Duncan wiped his face, and in the same gesture, swept the head-cloth off and ran his fingers through his sweat-soaked hair. He stumbled back through the narrow confines of the aircraft and shouldered past the medic who had already twice ordered him to keep his seat.
He sat down on the deck, unsteady in the motion of the aircraft, and regarded the two mri, wrapped in white, a tangle of tubing and monitoring connections from the automed units keeping their lives by means that the mri would find distasteful if they knew.
But they would have the chance to know.
"They're going to make it, both of them," the medic said. And then, frowning, with a glance at the sheet-wrapped hulk to the rear: "That particular regul was an officer of the Nom, with connections. There are going to be some questions asked."
"There will be some questions asked," Duncan said in a still voice, and looked at the mri, dismissing the medic from his mind. He sat with his legs tucked under him, still in the tattered and makeshift robes, and with his mind elsewhere; and at last the medic drew off to talk to the crew.

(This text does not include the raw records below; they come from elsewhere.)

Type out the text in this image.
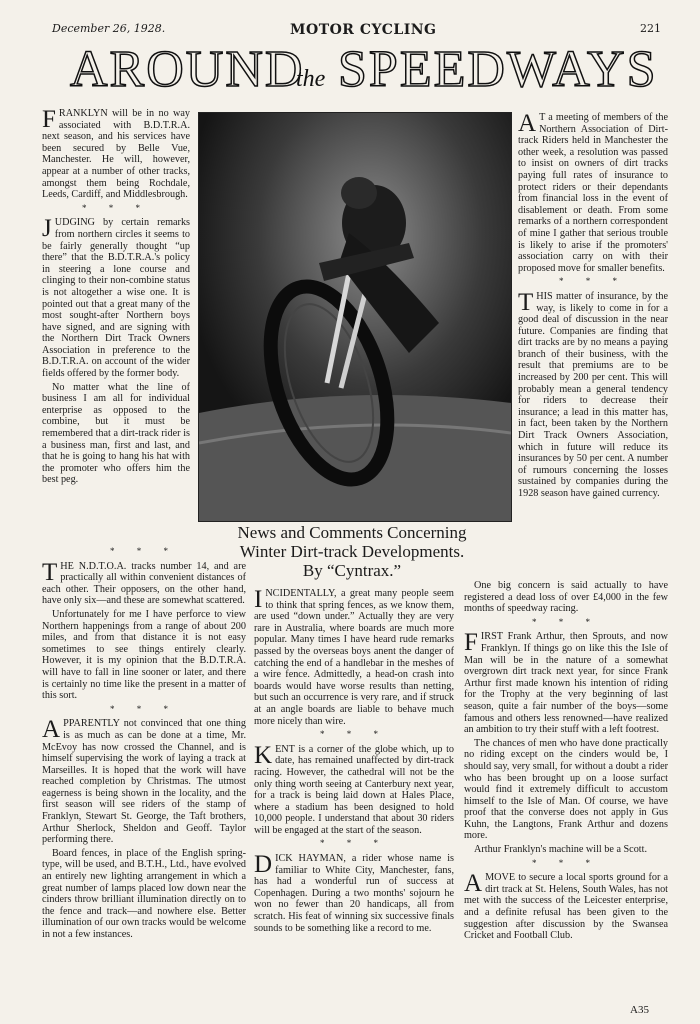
December 26, 1928.	MOTOR CYCLING	221
AROUND
the SPEEDWAYS
News and Comments Concerning
Winter Dirt-track Developments.
By “Cyntrax.”

FRANKLYN will be in no way associated with B.D.T.R.A. next season, and his services have been secured by Belle Vue, Manchester. He will, however, appear at a number of other tracks, amongst them being Rochdale, Leeds, Cardiff, and Middlesbrough.

* * *

JUDGING by certain remarks from northern circles it seems to be fairly generally thought “up there” that the B.D.T.R.A.'s policy in steering a lone course and clinging to their non-combine status is not altogether a wise one. It is pointed out that a great many of the most sought-after Northern boys have signed, and are signing with the Northern Dirt Track Owners Association in preference to the B.D.T.R.A. on account of the wider fields offered by the former body.

No matter what the line of business I am all for individual enterprise as opposed to the combine, but it must be remembered that a dirt-track rider is a business man, first and last, and that he is going to hang his hat with the promoter who offers him the best peg.

* * *

THE N.D.T.O.A. tracks number 14, and are practically all within convenient distances of each other. Their opposers, on the other hand, have only six—and these are somewhat scattered.

Unfortunately for me I have perforce to view Northern happenings from a range of about 200 miles, and from that distance it is not easy sometimes to see things entirely clearly. However, it is my opinion that the B.D.T.R.A. will have to fall in line sooner or later, and there is certainly no time like the present in a matter of this sort.

* * *

APPARENTLY not convinced that one thing is as much as can be done at a time, Mr. McEvoy has now crossed the Channel, and is himself supervising the work of laying a track at Marseilles. It is hoped that the work will have reached completion by Christmas. The utmost eagerness is being shown in the locality, and the first season will see riders of the stamp of Franklyn, Stewart St. George, the Taft brothers, Arthur Sherlock, Sheldon and Geoff. Taylor performing there.

Board fences, in place of the English spring-type, will be used, and B.T.H., Ltd., have evolved an entirely new lighting arrangement in which a great number of lamps placed low down near the cinders throw brilliant illumination directly on to the fence and track—and nowhere else. Better illumination of our own tracks would be welcome in not a few instances.

INCIDENTALLY, a great many people seem to think that spring fences, as we know them, are used “down under.” Actually they are very rare in Australia, where boards are much more popular. Many times I have heard rude remarks passed by the overseas boys anent the danger of catching the end of a handlebar in the meshes of a wire fence. Admittedly, a head-on crash into boards would have worse results than netting, but such an occurrence is very rare, and if struck at an angle boards are liable to behave much more nicely than wire.

* * *

KENT is a corner of the globe which, up to date, has remained unaffected by dirt-track racing. However, the cathedral will not be the only thing worth seeing at Canterbury next year, for a track is being laid down at Hales Place, where a stadium has been designed to hold 10,000 people. I understand that about 30 riders will be engaged at the start of the season.

* * *

DICK HAYMAN, a rider whose name is familiar to White City, Manchester, fans, has had a wonderful run of success at Copenhagen. During a two months' sojourn he won no fewer than 20 handicaps, all from scratch. His feat of winning six successive finals sounds to be something like a record to me.

A T a meeting of members of the Northern Association of Dirt-track Riders held in Manchester the other week, a resolution was passed to insist on owners of dirt tracks paying full rates of insurance to protect riders or their dependants from financial loss in the event of disablement or death. From some remarks of a northern correspondent of mine I gather that serious trouble is likely to arise if the promoters' association carry on with their proposed move for smaller benefits.

* * *

THIS matter of insurance, by the way, is likely to come in for a good deal of discussion in the near future. Companies are finding that dirt tracks are by no means a paying branch of their business, with the result that premiums are to be increased by 200 per cent. This will probably mean a general tendency for riders to decrease their insurance; a lead in this matter has, in fact, been taken by the Northern Dirt Track Owners Association, which in future will reduce its insurances by 50 per cent. A number of rumours concerning the losses sustained by companies during the 1928 season have gained currency.

One big concern is said actually to have registered a dead loss of over £4,000 in the few months of speedway racing.

* * *

FIRST Frank Arthur, then Sprouts, and now Franklyn. If things go on like this the Isle of Man will be in the nature of a somewhat overgrown dirt track next year, for since Frank Arthur first made known his intention of riding for the Trophy at the very beginning of last season, quite a fair number of the boys—some famous and others less renowned—have realized an ambition to try their stuff with a left footrest.

The chances of men who have done practically no riding except on the cinders would be, I should say, very small, for without a doubt a rider who has been brought up on a loose surfact would find it extremely difficult to accustom himself to the Isle of Man. Of course, we have proof that the converse does not apply in Gus Kuhn, the Langtons, Frank Arthur and dozens more.

Arthur Franklyn's machine will be a Scott.

* * *

AMOVE to secure a local sports ground for a dirt track at St. Helens, South Wales, has not met with the success of the Leicester enterprise, and a definite refusal has been given to the suggestion after discussion by the Swansea Cricket and Football Club.

A35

They had spoken little to him after the first excitement of recovering him alive; they were put off, perhaps, by the look of him, the strangeness of a man who had come alive from the desert of Kesrith, keeping company with mri and insisting with such vehemence on the possession of a mri treasure.
He touched Melein's brow, smoothed the metallic-bronze of her hair, noting the steady pulse on the monitors that assured him of their lives. Melein's golden eyes opened, the membrane cleared slowly back, and she seemed to be exploring the curious place that she had seen in her intervals of waking, rediscovering the strangeness that had taken them in. She was curiously calm, as if she had accepted to be here. He took her long slim fingers in his hand, and she pressed his hand with a faint effort
"Niun is all right," he told her. He was not sure she understood this, for there was not a nicker. "There is the object you wanted," he added, but she did not look; likely all these concerns were distant from her, for they were heavily drugged.
"Kel'en," she whispered.
"She'pan?" he answered: perhaps she confused him with Niun.
"There will be a ship," she said. "A way off Kesrith."